On March 8, the manifesto was read at the Plaza Callao in Madrid at the gates of the Press Palace. The meeting was attended by several hundred female journalists from the main Spanish media. It was also held in other Spanish cities: Barcelona, Bilbao, Granada, Cadiz, Valencia, Seville and León.

The document explains that they are aware of the 'social relevance' of the work they do and they are concerned about 'the partial vision of reality that the media so often offer and in which the presence and contributions of women are lacking'. 'Feminism is also necessary to improve journalism,' they highlight.
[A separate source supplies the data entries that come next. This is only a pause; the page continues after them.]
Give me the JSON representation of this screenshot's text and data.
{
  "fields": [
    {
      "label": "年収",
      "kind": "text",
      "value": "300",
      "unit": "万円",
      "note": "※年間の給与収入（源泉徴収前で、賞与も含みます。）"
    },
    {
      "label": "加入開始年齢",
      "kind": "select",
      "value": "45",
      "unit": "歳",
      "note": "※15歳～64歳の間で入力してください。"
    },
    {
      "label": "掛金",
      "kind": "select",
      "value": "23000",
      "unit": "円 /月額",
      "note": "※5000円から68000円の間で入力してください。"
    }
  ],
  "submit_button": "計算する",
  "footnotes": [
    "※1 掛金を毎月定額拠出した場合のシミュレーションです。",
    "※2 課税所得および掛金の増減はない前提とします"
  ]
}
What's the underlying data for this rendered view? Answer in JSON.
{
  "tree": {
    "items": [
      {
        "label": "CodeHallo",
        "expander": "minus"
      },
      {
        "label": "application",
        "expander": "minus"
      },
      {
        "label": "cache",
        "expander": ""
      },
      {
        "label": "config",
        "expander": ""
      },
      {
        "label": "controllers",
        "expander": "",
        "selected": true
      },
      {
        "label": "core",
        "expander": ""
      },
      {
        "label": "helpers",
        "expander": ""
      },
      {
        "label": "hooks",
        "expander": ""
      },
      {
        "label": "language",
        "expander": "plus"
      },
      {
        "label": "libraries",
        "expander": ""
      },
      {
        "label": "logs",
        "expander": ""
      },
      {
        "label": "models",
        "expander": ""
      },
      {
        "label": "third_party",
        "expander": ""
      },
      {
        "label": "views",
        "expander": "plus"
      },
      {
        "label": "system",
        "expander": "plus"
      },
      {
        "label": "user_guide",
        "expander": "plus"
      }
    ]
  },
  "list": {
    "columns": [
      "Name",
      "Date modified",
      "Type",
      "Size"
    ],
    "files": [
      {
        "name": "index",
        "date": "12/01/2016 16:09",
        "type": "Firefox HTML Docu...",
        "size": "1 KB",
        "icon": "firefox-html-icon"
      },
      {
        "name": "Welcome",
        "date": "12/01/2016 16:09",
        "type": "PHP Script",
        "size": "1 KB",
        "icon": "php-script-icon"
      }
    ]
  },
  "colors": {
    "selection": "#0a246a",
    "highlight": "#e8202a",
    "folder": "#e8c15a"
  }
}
For this reason, the professionals who have promoted the manifesto call on the media and newspaper companies to take action in areas such as the wage gap, demanding 'wage transparency and a review of professional categories, complements and criteria'.

== 8M Demands ==

Civil and political equality, equality before the law, equal pay, right to work, right to education, equal opportunities and equality of outcome for women compared to men makes up the general core of the world's demands, which have their own expression in each country depending on its socio-political situation. Thus, as part of human rights, reproductive rights (access to family planning and birth control methods and abortion-rights), sexual freedom (sexual diversity, LGBT), etc. are claimed. An end to violence against women (aggression, humiliation, discrimination or exclusion, rape, murder of women) and the adoption of legal, political and educational measures to protect women is called for. The wage gap between men and women was condemned, calling for equal pay for equal work. Reproductive labor (domestic work and care work), which is fundamental to sustaining the lives of human beings and is carried out mainly by women and is not recognized. A secular state and equal education were claimed.